Les sites et services IPTV litigieux ont pour objectif principal la diffusion de compétitions sportives sur une partie au moins desquelles les sociétés Groupe Canal + et SECP jouissent d’un droit voisin des entreprises de communication audiovisuelle.
Il est, par ailleurs, observé que, bien que les sites énumérés soient majoritairement accessibles en langue anglaise, leur usage est néanmoins aisé pour des utilisateurs francophones.
***
Il est ainsi démontré de manière suffisamment probante que les sites litigieux, permettent aux internautes d’accéder, sans autorisation, à des manifestations et compétitions sportives sur lesquelles les sociétés Groupe Canal + et SECP détiennent un droit voisin des entreprises de communication audiovisuelle, ce qui constitue une atteinte à leurs droits.
Les sociétés Groupe Canal + et SECP sont donc fondées à solliciter la prescription de mesures propres à prévenir ou faire cesser la violation de leurs droits sur le championnat dit « Top 14 ».

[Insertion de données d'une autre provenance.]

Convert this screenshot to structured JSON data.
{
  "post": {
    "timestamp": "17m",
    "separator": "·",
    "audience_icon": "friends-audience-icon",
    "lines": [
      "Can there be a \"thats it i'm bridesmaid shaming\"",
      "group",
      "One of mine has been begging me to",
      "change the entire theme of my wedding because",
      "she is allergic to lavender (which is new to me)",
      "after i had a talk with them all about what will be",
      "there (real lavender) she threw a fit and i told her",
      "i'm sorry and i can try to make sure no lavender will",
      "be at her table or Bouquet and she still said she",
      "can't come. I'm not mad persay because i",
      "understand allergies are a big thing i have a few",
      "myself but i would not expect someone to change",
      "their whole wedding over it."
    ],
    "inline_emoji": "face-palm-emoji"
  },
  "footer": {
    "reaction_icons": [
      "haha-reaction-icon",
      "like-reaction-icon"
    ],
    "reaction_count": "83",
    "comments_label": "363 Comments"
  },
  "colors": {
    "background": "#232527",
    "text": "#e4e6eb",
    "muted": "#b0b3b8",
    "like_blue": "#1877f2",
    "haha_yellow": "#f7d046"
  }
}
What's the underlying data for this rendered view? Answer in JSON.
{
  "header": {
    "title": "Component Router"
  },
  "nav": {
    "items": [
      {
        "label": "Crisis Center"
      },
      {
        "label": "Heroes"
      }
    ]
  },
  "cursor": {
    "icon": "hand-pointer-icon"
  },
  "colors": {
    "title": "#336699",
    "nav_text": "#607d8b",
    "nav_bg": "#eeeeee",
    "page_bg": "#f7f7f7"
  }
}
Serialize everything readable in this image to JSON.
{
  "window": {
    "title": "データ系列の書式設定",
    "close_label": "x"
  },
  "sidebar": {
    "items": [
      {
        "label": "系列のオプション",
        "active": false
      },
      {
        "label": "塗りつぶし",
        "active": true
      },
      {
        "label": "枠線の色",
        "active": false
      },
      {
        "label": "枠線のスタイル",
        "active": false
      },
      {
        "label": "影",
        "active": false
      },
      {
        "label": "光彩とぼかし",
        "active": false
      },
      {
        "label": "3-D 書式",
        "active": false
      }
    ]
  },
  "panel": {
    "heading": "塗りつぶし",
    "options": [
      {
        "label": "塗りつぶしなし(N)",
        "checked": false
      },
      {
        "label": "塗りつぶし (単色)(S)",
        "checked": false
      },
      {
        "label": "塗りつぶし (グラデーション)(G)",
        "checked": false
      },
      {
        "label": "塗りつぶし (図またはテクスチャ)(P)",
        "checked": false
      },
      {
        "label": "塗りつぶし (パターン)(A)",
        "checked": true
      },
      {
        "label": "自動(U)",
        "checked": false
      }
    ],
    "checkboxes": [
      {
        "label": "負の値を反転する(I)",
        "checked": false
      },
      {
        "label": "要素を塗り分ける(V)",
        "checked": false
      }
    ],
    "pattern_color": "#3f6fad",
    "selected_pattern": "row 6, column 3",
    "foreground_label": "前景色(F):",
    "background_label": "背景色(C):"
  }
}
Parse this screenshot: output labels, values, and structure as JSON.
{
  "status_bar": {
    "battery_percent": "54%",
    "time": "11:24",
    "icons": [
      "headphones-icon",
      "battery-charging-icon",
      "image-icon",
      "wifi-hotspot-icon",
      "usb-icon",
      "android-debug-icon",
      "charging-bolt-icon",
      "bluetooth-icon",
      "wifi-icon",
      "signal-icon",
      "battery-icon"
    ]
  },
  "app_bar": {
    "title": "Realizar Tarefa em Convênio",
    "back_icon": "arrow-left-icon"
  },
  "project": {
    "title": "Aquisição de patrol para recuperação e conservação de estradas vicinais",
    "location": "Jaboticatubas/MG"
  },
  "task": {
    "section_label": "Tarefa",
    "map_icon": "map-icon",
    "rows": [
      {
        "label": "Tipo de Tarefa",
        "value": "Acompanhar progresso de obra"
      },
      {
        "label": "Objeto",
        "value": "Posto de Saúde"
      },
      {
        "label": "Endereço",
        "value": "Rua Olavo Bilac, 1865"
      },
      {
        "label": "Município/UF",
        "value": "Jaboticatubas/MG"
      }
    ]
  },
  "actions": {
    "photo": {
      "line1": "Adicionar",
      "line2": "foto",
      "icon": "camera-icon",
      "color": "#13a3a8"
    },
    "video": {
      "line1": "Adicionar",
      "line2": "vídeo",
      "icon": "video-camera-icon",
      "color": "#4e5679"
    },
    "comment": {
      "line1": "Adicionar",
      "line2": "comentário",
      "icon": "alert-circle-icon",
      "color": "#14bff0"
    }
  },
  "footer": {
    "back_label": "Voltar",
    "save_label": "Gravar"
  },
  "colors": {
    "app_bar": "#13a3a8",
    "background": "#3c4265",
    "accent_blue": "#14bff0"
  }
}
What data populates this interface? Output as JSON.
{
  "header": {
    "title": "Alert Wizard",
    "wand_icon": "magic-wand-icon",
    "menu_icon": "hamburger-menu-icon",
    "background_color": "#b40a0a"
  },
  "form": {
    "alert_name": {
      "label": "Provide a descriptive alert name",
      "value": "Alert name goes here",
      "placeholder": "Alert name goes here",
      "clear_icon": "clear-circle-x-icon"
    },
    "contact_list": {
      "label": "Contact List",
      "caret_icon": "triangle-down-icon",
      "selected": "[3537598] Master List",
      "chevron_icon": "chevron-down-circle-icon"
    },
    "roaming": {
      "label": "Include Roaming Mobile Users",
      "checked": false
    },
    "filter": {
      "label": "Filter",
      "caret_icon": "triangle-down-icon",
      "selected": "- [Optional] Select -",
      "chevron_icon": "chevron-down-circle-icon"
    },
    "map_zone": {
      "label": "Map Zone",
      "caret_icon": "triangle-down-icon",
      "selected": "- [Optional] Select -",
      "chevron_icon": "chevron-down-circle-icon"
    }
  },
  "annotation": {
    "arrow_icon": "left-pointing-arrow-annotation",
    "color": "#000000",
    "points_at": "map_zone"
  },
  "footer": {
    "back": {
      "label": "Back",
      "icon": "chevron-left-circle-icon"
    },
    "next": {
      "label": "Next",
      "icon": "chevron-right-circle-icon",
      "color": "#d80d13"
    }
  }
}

III- Sur les mesures sollicitées
L’article L. 336-2 du code de la propriété intellectuelle réalise la transposition de l’article 8 §3, de la directive 2001/29/CE du Parlement européen et du Conseil du 22 mai 2001, sur l’harmonisation de certains aspects du droit d’auteur et des droits voisins dans la société de l’information, aux termes duquel : « Les États membres veillent à ce que les titulaires de droits puissent demander qu’une ordonnance sur requête soit rendue à l’encontre des intermédiaires dont les services sont utilisés par un tiers pour porter atteinte à un droit d’auteur ou à un droit voisin ». Le seizième considérant de cette directive rappelle que les règles qu’elle édicte doivent s’articuler avec celles issues de la directive 2000/31/CE du Parlement européen et du Conseil du 8 juin 2000, relative à certains aspects juridiques des services de la société de l’information, et notamment du commerce électronique, dans le marché intérieur (dite « directive sur le commerce électronique »).
La Cour de justice de l’Union européenne a dit pour droit dans l’arrêt Scarlet Extended c/ Sabam (C-70/10) du 24 novembre 2011 qu’ « ainsi qu’il découle des points 62 à 68 de l’arrêt du 29 janvier 2008, Promusicae (C-275/06, Rec. p. I-271), la protection du droit fondamental de propriété, dont font partie les droits liés à la propriété intellectuelle, doit être mise en balance avec celle d’autres droits fondamentaux.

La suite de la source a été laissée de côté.